El Turismo Nacional tenía todo para redondear un gran domingo. La competencia más vibrante del deporte motor hizo base en el emblemático autódromo Oscar y Juan Gálvez de Buenos Aires y esperaba brindar un gran espectáculo. Pero no. Las lluvias no cesaron y no hubo más remedio que determinar la suspensión de las finales de la Clase 2 y Clase 3 previstas para esta jornada en el trazado porteño. Si bien se intentó postergar la largada, lo concreto es que la espera fue en vano porque el agua no cedió. Eso sí, hay que destacar que lo único que pudo realizarse con asfalto bien mojado y con retrasos en los inicios fueron las tres series en la divisional mayor, y dos vueltas en la categoría menor a la hora de la carrera final. ¿Cómo seguirá esta historia? “El miércoles tomaremos una decisión cuando hagamos la reunión de comisión directiva”, le informó a Ovación Grip el vicepresidente del TN, Joel Borgobello.
“En principio vamos a resolver todo el miércoles. En estos momentos no es ideal tomar una determinación apresurada. Lo que priorizamos fue preservar la seguridad de los pilotos, sobre todo al ver que el circuito no estaba en condiciones para correr con todas las garantías”, informó el dirigente Joel Borgobello en contacto con este medio.
El timbuense además confesó que “una vez que nos reunamos entre todos los integrantes de la comisión directiva, ahí seguramente tomaremos la mejor resolución. Hay alternativas, por supuesto. De hecho, ya estuvimos viendo algunas de las diversas variables a plasmar cuando sea momento de juntarnos”.
Y agregó: “hay que ver todas las posibilidades, analizarlas y definir lo mejor posible”. En tanto, una de las chances que podría quedar como factible es que la carrera se oficialice como terminada. De esa manera, todos irán a La Pampa a correr la fecha normal.
En cuanto a los puntos de las series en Clase 2 y Clase 3, que sí pudieron disputarse, habrá que computarlos y sumarlos a las posiciones porque eso no se modificará. “Lo que habrá también que resolver con las autoridades de la CDA es cómo continuaremos, es decir, si se finaliza esta carrera o se hace una carrera especial, siempre y cuando todo esté dentro del reglamento. Por eso el miércoles será clave”, concluyó Borgobello.
La realidad contempla que terminó siendo un domingo complejo. La jornada arrancó torcida. A la hora de darle vida a las tres tandas, todo fue problemático. El agua era el principal rival de los pilotos. Si bien se demoró en largar las series, lo cierto es que cuando pudo arrancar el show hubo retrasos y algunas complicaciones como consecuencia de la pista.
No obstante, se pudieron completar las tres sesiones programadas en la antesala de la final. Y fue así que el bonaerense de San Vicente, Gastón Iansa (Ford); el rionegrino José Manuel Urcera (Focus del Saturni Racing) y el cordobés Facundo Chapur (Ford) se impusieron en las mangas.

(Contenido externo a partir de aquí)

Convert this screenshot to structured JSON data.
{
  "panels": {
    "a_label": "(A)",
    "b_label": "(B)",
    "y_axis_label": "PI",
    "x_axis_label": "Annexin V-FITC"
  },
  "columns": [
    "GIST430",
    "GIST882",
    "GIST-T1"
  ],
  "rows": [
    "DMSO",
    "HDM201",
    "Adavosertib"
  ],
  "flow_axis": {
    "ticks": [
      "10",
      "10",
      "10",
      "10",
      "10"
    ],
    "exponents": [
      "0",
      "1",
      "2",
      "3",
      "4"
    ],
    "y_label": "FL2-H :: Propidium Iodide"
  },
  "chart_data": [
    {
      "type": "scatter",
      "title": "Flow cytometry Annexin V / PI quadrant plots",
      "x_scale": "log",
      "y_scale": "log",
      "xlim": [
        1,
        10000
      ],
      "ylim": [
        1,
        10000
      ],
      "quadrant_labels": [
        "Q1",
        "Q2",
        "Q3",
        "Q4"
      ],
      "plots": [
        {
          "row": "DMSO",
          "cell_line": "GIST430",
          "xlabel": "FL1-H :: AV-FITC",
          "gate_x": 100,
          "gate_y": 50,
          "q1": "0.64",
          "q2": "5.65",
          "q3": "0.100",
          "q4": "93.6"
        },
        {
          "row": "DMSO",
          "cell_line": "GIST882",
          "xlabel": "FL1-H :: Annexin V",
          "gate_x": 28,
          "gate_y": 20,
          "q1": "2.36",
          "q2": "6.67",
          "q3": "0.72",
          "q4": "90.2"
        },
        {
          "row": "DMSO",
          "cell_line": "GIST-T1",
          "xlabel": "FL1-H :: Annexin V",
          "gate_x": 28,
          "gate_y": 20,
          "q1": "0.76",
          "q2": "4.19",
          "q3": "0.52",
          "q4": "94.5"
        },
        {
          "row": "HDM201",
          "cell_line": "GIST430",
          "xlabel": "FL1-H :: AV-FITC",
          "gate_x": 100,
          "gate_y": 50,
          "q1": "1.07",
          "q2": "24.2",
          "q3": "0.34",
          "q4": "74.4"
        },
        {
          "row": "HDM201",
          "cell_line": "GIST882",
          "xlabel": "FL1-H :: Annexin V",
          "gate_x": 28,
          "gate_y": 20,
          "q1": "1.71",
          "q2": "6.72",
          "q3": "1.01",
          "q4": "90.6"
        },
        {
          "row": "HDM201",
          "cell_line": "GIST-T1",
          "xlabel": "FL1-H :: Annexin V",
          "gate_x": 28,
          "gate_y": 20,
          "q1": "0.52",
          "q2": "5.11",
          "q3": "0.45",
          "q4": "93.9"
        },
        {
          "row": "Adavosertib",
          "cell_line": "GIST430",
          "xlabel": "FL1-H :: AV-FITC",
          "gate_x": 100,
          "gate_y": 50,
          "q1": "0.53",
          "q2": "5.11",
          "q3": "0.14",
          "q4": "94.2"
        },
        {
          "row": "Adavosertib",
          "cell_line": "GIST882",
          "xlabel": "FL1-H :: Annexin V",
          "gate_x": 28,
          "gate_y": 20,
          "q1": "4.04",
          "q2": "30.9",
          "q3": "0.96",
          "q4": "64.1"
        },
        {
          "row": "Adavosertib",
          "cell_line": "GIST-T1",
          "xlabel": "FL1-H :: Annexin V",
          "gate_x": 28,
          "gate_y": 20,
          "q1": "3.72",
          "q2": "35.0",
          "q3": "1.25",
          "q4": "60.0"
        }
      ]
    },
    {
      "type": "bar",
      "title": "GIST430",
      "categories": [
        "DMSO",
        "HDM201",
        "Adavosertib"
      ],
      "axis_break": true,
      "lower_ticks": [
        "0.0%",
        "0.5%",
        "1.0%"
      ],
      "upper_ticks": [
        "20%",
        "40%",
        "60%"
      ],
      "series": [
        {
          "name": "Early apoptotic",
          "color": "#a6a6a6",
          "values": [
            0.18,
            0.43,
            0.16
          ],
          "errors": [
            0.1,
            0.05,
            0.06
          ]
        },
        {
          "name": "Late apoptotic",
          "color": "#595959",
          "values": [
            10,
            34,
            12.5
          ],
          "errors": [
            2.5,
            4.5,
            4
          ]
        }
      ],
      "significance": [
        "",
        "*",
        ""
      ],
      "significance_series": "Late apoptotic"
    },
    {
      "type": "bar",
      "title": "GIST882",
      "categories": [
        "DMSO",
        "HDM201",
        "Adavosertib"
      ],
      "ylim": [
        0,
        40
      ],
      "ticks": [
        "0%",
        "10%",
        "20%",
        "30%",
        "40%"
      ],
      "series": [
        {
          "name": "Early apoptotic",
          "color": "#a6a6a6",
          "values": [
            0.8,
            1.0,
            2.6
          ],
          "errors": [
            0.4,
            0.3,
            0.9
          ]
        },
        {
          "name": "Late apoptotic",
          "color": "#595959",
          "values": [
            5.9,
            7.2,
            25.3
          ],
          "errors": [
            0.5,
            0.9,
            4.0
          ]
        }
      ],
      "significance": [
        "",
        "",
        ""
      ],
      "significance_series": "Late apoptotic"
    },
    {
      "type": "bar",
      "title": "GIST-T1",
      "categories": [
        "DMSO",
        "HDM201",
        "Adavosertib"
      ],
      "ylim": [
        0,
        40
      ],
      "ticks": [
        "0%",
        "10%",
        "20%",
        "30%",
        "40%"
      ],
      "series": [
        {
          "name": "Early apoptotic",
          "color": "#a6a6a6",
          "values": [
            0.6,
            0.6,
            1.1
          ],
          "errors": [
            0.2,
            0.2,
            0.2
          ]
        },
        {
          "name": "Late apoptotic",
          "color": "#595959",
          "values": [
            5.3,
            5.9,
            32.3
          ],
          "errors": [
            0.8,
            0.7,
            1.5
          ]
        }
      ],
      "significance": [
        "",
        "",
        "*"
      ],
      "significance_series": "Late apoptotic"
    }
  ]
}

Luego llegó el turno de largar la final de la Clase 2. Los competidores le dieron gas a sus respectivas máquinas una vez se encendió la luz verde del semáforo. La lluvia no cedía. Los autos iban como podían en fila india y el vehículo de seguridad encabezaba el pelotón.
Pero al cabo de dos vueltas se frenó todo con bandera roja porque la lluvia no cesaba y “el spray era intenso, más allá de que los autos iban a baja velocidad”, argumentó el comisario deportivo José Luis Raimondo.
Fue entonces que todo pasó a cuarto intermedio. Hubo una reunión entre los dirigentes de la APAT, las autoridades de la CDA y los pilotos. La primera medida fue esperar un mínimo de dos horas. Pero debieron adelantar la postura en virtud de que “el agua no paraba y la lluvia era cada vez más fuerte”, según dijo Nicolás Iglesias, otro de los comisarios deportivos. Entonces se decidió la suspensión de las dos carreras.
Eso representa que las finales volvieron a suspenderse después de 6 años. La historia marca que en febrero de 2017, en el Mouras de La Plata, la lluvia había impedido el desarrollo de la jornada. La resolución pasó para la semana. Sí, una carrera de miércoles.